Conservative foreign homebuyer plan worries Montreal realtors

Montreal realtors are worried a Conservative pledge to dig into data on foreign real estate investment could stifle the market here.

Stephen Harper pledges to invest $500,000 to dig into data on foreign buyers

Realtors in Montreal say what may be an effective solution to deal with foreign homebuyers in Vancouver and Toronto may kill the market here. (Ryan Remiorz/Canadian Press)

Some Montreal realtors say they have big concerns about Conservative Leader Stephen Harper's pledge to invest $500,000 to collect comprehensive data on foreign ownership of homes across the country.

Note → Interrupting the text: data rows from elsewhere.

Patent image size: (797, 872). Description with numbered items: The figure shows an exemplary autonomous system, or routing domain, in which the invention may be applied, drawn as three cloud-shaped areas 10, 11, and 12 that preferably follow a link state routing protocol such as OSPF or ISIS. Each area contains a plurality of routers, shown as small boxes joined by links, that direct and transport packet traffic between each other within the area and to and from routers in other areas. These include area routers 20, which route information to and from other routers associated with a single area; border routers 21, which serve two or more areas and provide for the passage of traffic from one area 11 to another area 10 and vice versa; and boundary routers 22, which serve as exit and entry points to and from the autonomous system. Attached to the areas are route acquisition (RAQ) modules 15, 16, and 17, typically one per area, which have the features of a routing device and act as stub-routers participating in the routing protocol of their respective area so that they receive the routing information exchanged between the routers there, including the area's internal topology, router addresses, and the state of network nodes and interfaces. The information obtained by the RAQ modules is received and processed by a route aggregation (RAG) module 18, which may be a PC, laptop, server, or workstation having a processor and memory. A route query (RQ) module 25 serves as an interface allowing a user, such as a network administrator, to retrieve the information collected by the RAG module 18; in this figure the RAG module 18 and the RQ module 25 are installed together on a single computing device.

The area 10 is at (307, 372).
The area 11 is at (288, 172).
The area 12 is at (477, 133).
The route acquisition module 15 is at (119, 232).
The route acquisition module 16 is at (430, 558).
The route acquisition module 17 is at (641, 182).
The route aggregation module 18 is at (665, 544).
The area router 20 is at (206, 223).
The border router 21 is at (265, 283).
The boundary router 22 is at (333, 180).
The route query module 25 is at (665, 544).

Harper made the pledge in Vancouver this week as part of a plan to get a handle on overheated real estate markets such as Vancouver and Toronto.

But Montreal realtors who spoke to CBC Montreal's Daybreak say what may be effective in those cities, may suppress the market here.

"I am surprised that [Harper] is advocating doing something [about foreign homebuyers.] They are already taking a huge chunk of a consumers' buying. Whether you are Chinese or Peruvian or North American, you are paying a horrendous amount with respect to the taxes," said George Olivier, the co-owner of Abbey & Olivier Real Estate Agency in Beaconsfield, told Daybreak on Friday.

Olivier says up to 10 percent of sales in the West Island go to foreign buyers.

This week, Harper said there are concerns that some Canadian families can't afford to buy houses in some markets due in part to foreign real estate speculation.

"If such foreign, non-resident buyers are artificially driving up the cost of real estate, and Canadian families are shut out of the market, that is a matter we can and should do something about," Harper said on Wednesday.

Joseph Montanaro is a realtor with Sotheby's in Westmount. He says that every one of two sales he's completed recently have been with a Chinese buyer.

"There is a direct flight from Beijing to Montreal which will be starting in September with Air Canada and we are expecting an influx of foreign buyers. We need the foreign buyers because they are buying all the high-end real estate," said Montanaro.

Montanaro says foreign buyers in Montreal have different motives than those in Vancouver. He says foreign buyers here are mostly buying homes for their personal use.

"Yes, it may be initially as an investment but I feel that the kids are already in school here, they are coming for our school systems. Generally the woman will stay here and live in the house and the man will travel back and forth to China and continue making money in China," he said.